Intrigued by the Taiwanese women’s flawless skin, we tested whitening masks and snail secretion gels with anti-ageing benefits. Shocked to find that Taiwanese women often use contact lenses to enhance their eyes, we found lenses shaped as hearts and Hello Kitty. Impressed by their nail art, Madeline opted for a manicure of panda sumo wrestlers which took two and a half hours to complete.

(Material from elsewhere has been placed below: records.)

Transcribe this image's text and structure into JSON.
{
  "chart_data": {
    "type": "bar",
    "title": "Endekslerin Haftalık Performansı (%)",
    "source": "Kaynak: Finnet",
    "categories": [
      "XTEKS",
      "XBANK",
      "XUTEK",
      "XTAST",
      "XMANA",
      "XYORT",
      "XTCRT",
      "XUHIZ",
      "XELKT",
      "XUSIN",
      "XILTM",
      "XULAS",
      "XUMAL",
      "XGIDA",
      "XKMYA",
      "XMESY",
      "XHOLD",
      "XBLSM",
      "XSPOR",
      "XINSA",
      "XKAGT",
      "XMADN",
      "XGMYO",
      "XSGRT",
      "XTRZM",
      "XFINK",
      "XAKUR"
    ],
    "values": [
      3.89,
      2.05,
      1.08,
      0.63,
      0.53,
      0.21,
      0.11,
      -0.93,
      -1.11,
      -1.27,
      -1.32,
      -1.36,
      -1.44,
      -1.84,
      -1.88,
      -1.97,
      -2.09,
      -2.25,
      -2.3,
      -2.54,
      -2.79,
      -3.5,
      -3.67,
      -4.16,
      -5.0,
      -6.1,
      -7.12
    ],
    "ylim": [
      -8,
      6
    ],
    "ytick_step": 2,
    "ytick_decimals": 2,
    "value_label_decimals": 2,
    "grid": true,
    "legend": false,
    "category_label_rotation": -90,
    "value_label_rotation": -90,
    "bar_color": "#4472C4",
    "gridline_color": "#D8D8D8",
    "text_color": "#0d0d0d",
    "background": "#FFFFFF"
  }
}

But as we discovered the weird and wonderful side to beauty in Asia, we also became aware of the culture of holistic treatments that take care of both body and mind – from reflexology foot massages and shampooing to soaking in the hot springs in the mountainous district of Beitou.
Taipei Beauty Checklist
Sculptor Barber Hangover shampoo
We all know the favourite part of any haircut is the wash and head massage, which is why shampooing has become such a common treatment in Taipei. There are specialist salons all throughout the city offering different treatments – we opted for the Hangover treatment at Sculptor Barber. This is one of the trendiest salons in the city, minimal in design with three plants, old school barber chairs and smeg fridges filled with Heineken.
- +886 2 2737 5832
- Go to Website
Grand View Resort Hot springs
There’s nothing like unwinding after a long flight in the hot springs of Beitou, which is exactly what we did when we arrived. The mineral rich sulphur water of the hot springs is said to increase blood flow, circulation, metabolism and increase absorption of essential minerals. The hot springs can be found in Beitou, a mountainous district around 45 minutes from the centre. In this area there are a number of resorts and communal hot spring pools. While most outdoor hot springs have a no-clothes policy, we skipped the naked pow wow and headed to the Grand View Resort in Beitou where there are both nude communal pools and private indoor and outdoor rooms.
LashLab Lashes and nails
Taiwanese ladies take their lash extensions and nail art extremely seriously and this is a cool spot in the city to get it done. Madeline was treated as a celebrity here with a huge flat screen TV and movies on demand. Luckily so, as her cute panda nails took two and a half hours. Totally worth it.
- +886 227 720 100
- Go to Website
Relaxing Trip Foot massage
Foot massages are an essential part of daily life and you’ll never be more than a few feet away from a parlour. The feet have 64 reflex zones which are directly linked to bodily organs and the somewhat painful massage is used to reveal and heal different ailments using pressure points. After a long day exploring the city we headed to Relaxing Trip, one of the chicest parlours in the city.
- +886 227 275 000
- Go to Website
This is your first port of call for cool beauty products in Taipei. Watsons is like your local CVS or Boots and can be found on nearly every street corner. If you want the ultimate experience head to the four-storey centre in Ximending where each floor has a speciality. You’ll find everything here – from amusing face masks to crazy heart shaped and hello kitty themed contact lenses. We even fell in love with the condoms here, with Madeline buying the Stonker Donkers featuring a sporty male member playing basketball.
For Beloved One
For a more tailored experience head to For Beloved One, one of the more well-known Taiwanese drugstore skin care brands, inside the famous Taipei 101 mall. The melasleep whitening collection is popular amongst the Taiwanese ladies, but we’d go for the active anti-wrinkle or extreme hydrating.